I was making the circuit this week through some of my favorite data management sites, and was catching up on some articles on Wayne Eckerson’s blog. Two articles there caught my eye: The Demise of the Data Warehouse and a rebuttal The Data Warehouse is Still Alive. Stephen Smith was arguing that technology has enabled Data Lakes to replace the traditional data warehouse. Dave Wells’ counterpoint was that the need for a data warehouse hasn’t gone away, and that organizations should modernize rather than throw their data warehouse to the curb.
What struck me wasn’t so much the “Data warehousing is/not dead” argument (Bill Inmon gave the best answer back in 2013 with his Architecture vs Technology article), as it was the point that a Data Lake strategy rests heavily on effective metadata management.
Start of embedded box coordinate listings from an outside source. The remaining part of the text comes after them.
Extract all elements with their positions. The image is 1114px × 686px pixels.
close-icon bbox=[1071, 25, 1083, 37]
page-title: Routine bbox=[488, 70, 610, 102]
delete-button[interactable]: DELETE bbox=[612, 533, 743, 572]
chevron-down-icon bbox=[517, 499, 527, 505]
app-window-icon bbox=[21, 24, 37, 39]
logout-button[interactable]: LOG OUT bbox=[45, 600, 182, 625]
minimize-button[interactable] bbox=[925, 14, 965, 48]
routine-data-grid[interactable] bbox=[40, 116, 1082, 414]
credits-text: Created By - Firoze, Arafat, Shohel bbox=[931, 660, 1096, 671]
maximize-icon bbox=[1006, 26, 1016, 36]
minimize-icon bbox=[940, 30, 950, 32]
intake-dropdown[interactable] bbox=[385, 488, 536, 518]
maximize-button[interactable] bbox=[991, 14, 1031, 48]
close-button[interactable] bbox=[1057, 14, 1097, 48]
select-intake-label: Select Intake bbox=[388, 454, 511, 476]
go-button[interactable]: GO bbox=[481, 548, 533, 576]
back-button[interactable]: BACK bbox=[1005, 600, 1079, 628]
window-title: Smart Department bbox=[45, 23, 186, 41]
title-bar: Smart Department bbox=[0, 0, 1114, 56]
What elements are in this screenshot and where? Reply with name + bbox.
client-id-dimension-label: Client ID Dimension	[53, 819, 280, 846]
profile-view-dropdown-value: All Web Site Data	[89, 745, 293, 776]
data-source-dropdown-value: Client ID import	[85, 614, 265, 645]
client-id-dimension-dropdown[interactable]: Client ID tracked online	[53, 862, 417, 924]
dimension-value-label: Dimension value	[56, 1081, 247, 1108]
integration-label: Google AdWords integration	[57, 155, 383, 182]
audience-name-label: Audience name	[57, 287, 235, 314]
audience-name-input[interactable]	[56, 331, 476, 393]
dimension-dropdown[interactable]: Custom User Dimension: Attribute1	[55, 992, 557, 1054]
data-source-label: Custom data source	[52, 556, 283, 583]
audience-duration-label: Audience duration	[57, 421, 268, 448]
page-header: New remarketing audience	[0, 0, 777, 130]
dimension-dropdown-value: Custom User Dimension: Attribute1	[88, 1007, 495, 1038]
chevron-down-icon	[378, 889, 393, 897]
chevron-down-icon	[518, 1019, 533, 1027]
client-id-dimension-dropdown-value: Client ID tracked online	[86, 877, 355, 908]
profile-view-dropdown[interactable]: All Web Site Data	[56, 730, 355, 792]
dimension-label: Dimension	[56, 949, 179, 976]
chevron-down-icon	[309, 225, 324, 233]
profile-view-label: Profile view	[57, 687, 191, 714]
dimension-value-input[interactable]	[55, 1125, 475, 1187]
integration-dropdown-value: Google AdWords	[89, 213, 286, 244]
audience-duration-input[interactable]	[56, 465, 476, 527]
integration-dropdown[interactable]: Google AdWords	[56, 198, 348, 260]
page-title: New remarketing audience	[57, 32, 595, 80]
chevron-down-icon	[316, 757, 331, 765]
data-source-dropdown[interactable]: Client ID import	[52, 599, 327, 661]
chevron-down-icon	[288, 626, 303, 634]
Rather than bringing together disparate raw data and physically integrating it in a single location, a data lake is a large pool of co-located, non-integrated raw data that gets cleansed, transformed, and integrated through downstream semantic layers or user-specific reporting systems. Technology advances in storage and processing (MPP systems), allow the magic to happen. Rather than writing ETL code and running batch ETL jobs, a series of keys and pointers bring the data together for consumption at the point when it’s needed.
MPP technology platforms aren’t the only magic that’s needed for an effective data lake strategy. To make downstream transformation and integration feasible, the raw data still needs to be described in detail. Keys and relationships must be identified and maintained. Each file in the lake still needs to be defined and every data element still needs a format and a description. In other words, the strategy needs metadata in order to work. And because transformation and integration can be handled by many downstream teams (technical and business), the need for complete and accurate metadata that is accessible to a very wide/large audience is perhaps greater than it’s ever been.
When data is in silos (even the data warehouse silo), teams can get by with partial metadata solutions. Field names and formats with business definitions may meet their needs. When someone needs to see data lineage, she pulls up the ETL code. Report writers keep metadata in the reporting tools. Project teams keep their documentation on SharePoint and get their work done.
As technology continues to evolve (more capable, cheaper), more organizations will be migrating from traditional data warehouses to data lake architectures. The data lake can manage more data and make that data accessible to a much wider audience – both technical and business – who can extract even more value from the data. But the key to making the data lake strategy work is a solid solution for metadata management: business glossary, formats and relationships, technical and business definitions, reference data (valid values), lineage and impact analysis. And that metadata foundation must be owned, curated, and accessible to a wide cast of data users across the organization.